Many valuable software tools that require floating licensing run for only a short time.  These include various solvers, development and design tools, and other specialty software products that are designed to perform very specific tasks very quickly.  Unlike typical interactive or desktop applications, these short-burst applications typically do not have a GUI of there own, and are often launched by other applications within a product suite.

The “Short Duration” Licensing Challenge
The licensing challenge for these applications is based on the fact that a floating license is a shared license.  When a floating license is used it is unavailable until it is returned.  But, short duration tools consume licenses for only a short time, so a single license could potentially be shared by a large number of users.
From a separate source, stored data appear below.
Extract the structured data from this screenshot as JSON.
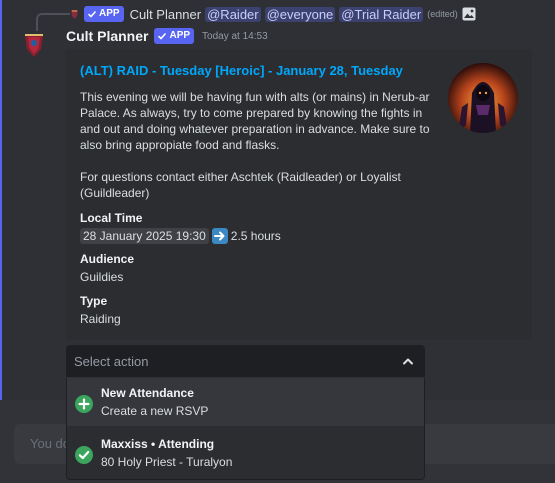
{
  "reply": {
    "app_badge": "APP",
    "author": "Cult Planner",
    "mentions": [
      "@Raider",
      "@everyone",
      "@Trial Raider"
    ],
    "edited": "(edited)"
  },
  "message": {
    "author": "Cult Planner",
    "app_badge": "APP",
    "timestamp": "Today at 14:53"
  },
  "embed": {
    "title": "(ALT) RAID - Tuesday [Heroic] - January 28, Tuesday",
    "description": [
      "This evening we will be having fun with alts (or mains) in Nerub-ar Palace. As always, try to come prepared by knowing the fights in and out and doing whatever preparation in advance. Make sure to also bring appropiate food and flasks.",
      "For questions contact either Aschtek (Raidleader) or Loyalist (Guildleader)"
    ],
    "fields": {
      "local_time": {
        "name": "Local Time",
        "timestamp": "28 January 2025 19:30",
        "duration": "2.5 hours"
      },
      "audience": {
        "name": "Audience",
        "value": "Guildies"
      },
      "type": {
        "name": "Type",
        "value": "Raiding"
      }
    },
    "link_color": "#00a8fc"
  },
  "select": {
    "placeholder": "Select action",
    "options": [
      {
        "title": "New Attendance",
        "description": "Create a new RSVP",
        "icon": "plus-circle-icon",
        "color": "#3ba55d"
      },
      {
        "title": "Maxxiss • Attending",
        "description": "80 Holy Priest - Turalyon",
        "icon": "check-circle-icon",
        "color": "#3ba55d"
      }
    ]
  },
  "composer": {
    "placeholder": "You do"
  }
}
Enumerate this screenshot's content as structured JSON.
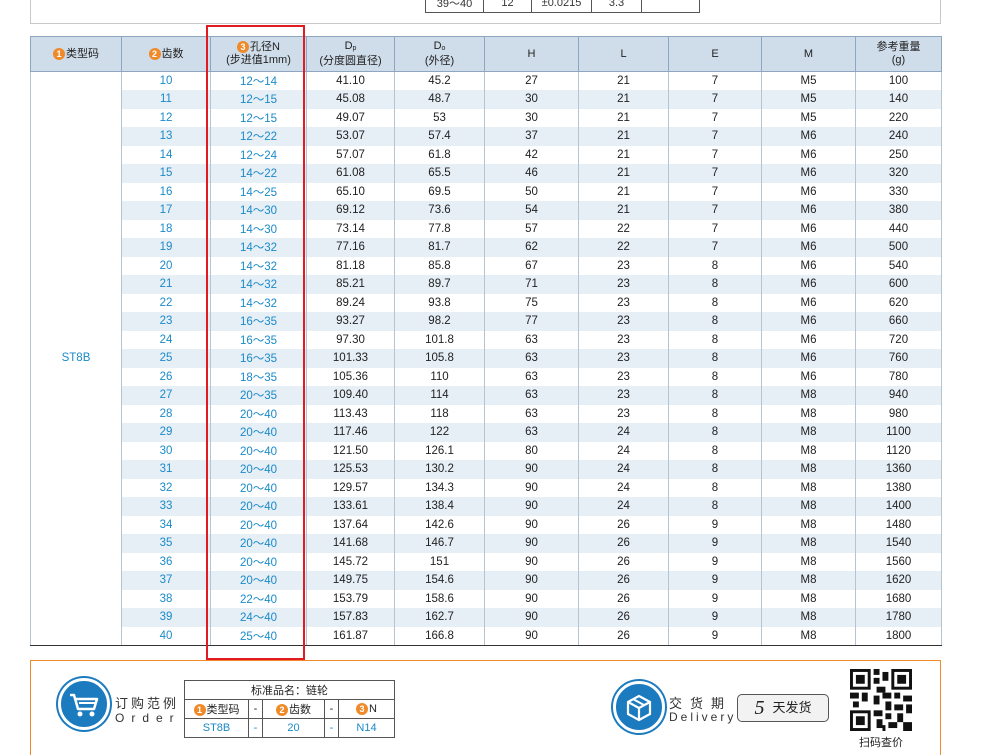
{
  "top_table": {
    "cells": [
      "39～40",
      "12",
      "±0.0215",
      "3.3"
    ]
  },
  "header": {
    "badge1": "1",
    "type_code": "类型码",
    "badge2": "2",
    "teeth": "齿数",
    "badge3": "3",
    "bore": "孔径N",
    "bore_sub": "(步进值1mm)",
    "dp": "D",
    "dp_sub": "p",
    "dp_desc": "(分度圆直径)",
    "do": "D",
    "do_sub": "o",
    "do_desc": "(外径)",
    "h": "H",
    "l": "L",
    "e": "E",
    "m": "M",
    "weight": "参考重量",
    "weight_unit": "(g)"
  },
  "type_value": "ST8B",
  "rows": [
    [
      "10",
      "12～14",
      "41.10",
      "45.2",
      "27",
      "21",
      "7",
      "M5",
      "100"
    ],
    [
      "11",
      "12～15",
      "45.08",
      "48.7",
      "30",
      "21",
      "7",
      "M5",
      "140"
    ],
    [
      "12",
      "12～15",
      "49.07",
      "53",
      "30",
      "21",
      "7",
      "M5",
      "220"
    ],
    [
      "13",
      "12～22",
      "53.07",
      "57.4",
      "37",
      "21",
      "7",
      "M6",
      "240"
    ],
    [
      "14",
      "12～24",
      "57.07",
      "61.8",
      "42",
      "21",
      "7",
      "M6",
      "250"
    ],
    [
      "15",
      "14～22",
      "61.08",
      "65.5",
      "46",
      "21",
      "7",
      "M6",
      "320"
    ],
    [
      "16",
      "14～25",
      "65.10",
      "69.5",
      "50",
      "21",
      "7",
      "M6",
      "330"
    ],
    [
      "17",
      "14～30",
      "69.12",
      "73.6",
      "54",
      "21",
      "7",
      "M6",
      "380"
    ],
    [
      "18",
      "14～30",
      "73.14",
      "77.8",
      "57",
      "22",
      "7",
      "M6",
      "440"
    ],
    [
      "19",
      "14～32",
      "77.16",
      "81.7",
      "62",
      "22",
      "7",
      "M6",
      "500"
    ],
    [
      "20",
      "14～32",
      "81.18",
      "85.8",
      "67",
      "23",
      "8",
      "M6",
      "540"
    ],
    [
      "21",
      "14～32",
      "85.21",
      "89.7",
      "71",
      "23",
      "8",
      "M6",
      "600"
    ],
    [
      "22",
      "14～32",
      "89.24",
      "93.8",
      "75",
      "23",
      "8",
      "M6",
      "620"
    ],
    [
      "23",
      "16～35",
      "93.27",
      "98.2",
      "77",
      "23",
      "8",
      "M6",
      "660"
    ],
    [
      "24",
      "16～35",
      "97.30",
      "101.8",
      "63",
      "23",
      "8",
      "M6",
      "720"
    ],
    [
      "25",
      "16～35",
      "101.33",
      "105.8",
      "63",
      "23",
      "8",
      "M6",
      "760"
    ],
    [
      "26",
      "18～35",
      "105.36",
      "110",
      "63",
      "23",
      "8",
      "M6",
      "780"
    ],
    [
      "27",
      "20～35",
      "109.40",
      "114",
      "63",
      "23",
      "8",
      "M8",
      "940"
    ],
    [
      "28",
      "20～40",
      "113.43",
      "118",
      "63",
      "23",
      "8",
      "M8",
      "980"
    ],
    [
      "29",
      "20～40",
      "117.46",
      "122",
      "63",
      "24",
      "8",
      "M8",
      "1100"
    ],
    [
      "30",
      "20～40",
      "121.50",
      "126.1",
      "80",
      "24",
      "8",
      "M8",
      "1120"
    ],
    [
      "31",
      "20～40",
      "125.53",
      "130.2",
      "90",
      "24",
      "8",
      "M8",
      "1360"
    ],
    [
      "32",
      "20～40",
      "129.57",
      "134.3",
      "90",
      "24",
      "8",
      "M8",
      "1380"
    ],
    [
      "33",
      "20～40",
      "133.61",
      "138.4",
      "90",
      "24",
      "8",
      "M8",
      "1400"
    ],
    [
      "34",
      "20～40",
      "137.64",
      "142.6",
      "90",
      "26",
      "9",
      "M8",
      "1480"
    ],
    [
      "35",
      "20～40",
      "141.68",
      "146.7",
      "90",
      "26",
      "9",
      "M8",
      "1540"
    ],
    [
      "36",
      "20～40",
      "145.72",
      "151",
      "90",
      "26",
      "9",
      "M8",
      "1560"
    ],
    [
      "37",
      "20～40",
      "149.75",
      "154.6",
      "90",
      "26",
      "9",
      "M8",
      "1620"
    ],
    [
      "38",
      "22～40",
      "153.79",
      "158.6",
      "90",
      "26",
      "9",
      "M8",
      "1680"
    ],
    [
      "39",
      "24～40",
      "157.83",
      "162.7",
      "90",
      "26",
      "9",
      "M8",
      "1780"
    ],
    [
      "40",
      "25～40",
      "161.87",
      "166.8",
      "90",
      "26",
      "9",
      "M8",
      "1800"
    ]
  ],
  "order": {
    "title": "订购范例",
    "subtitle": "Order",
    "standard_name": "标准品名：链轮",
    "h1": "类型码",
    "h2": "齿数",
    "h3": "N",
    "dash": "-",
    "v1": "ST8B",
    "v2": "20",
    "v3": "N14"
  },
  "delivery": {
    "title": "交货期",
    "subtitle": "Delivery",
    "days": "5",
    "days_label": "天发货"
  },
  "qr_label": "扫码查价",
  "colors": {
    "accent_orange": "#f08a28",
    "header_blue": "#cfdcea",
    "value_blue": "#1a8ac8",
    "highlight_red": "#e21b23"
  }
}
The “Short Duration” Pricing Challenge
The licensing challenge is really a pricing challenge.  In other words, how do you set a price for a single floating license that is low enough for small sites to afford while at the same time scaling your pricing so that larger sites that use more of your software pay you more for that use?  How do you prevent large sites from satisfying their requirements by licensing only a single floating copy of your software?

Extra Hold Time: HOLD=
One way to handle this problem is to implement an extra “hold time” on the floating license.  This instructs the license servers to hold the license for an extra number of seconds after it is released by the client, regardless of how long the license was actually used.  So, for example, if the application uses the license for 20 seconds, upon termination of the program the license is “held” for an additional 300 seconds, say, for a total of 320 seconds.  The effect is that the floating license can be shared by fewer users because it is “held” this extra amount of  time each time it is used.  This encourages customers to order more licenses to satisfy their user population.  But, some customers may object to the license being unavailable for such a long time.

Minimum Checkout Time: MIN_CHECKOUT=
Another similar method is to enforce a “minimum” license checkout duration.  Instead of extra time being added to the end of a licensing session as in the above example, a license would be held for at least a specified minimum amount of time.  So, a license with the minimum checkout time set to 300 seconds would add 280 extra seconds to a license that was in use for only 20 seconds.  Licenses used for more than 300 seconds would not be affected.

Both “extra hold time” (HOLD=) and “minimum checkout time” (MIN_CHECKOUT=) keywords are specified in the license file, external to the application, so that the same executable can use either method without modification to the source code.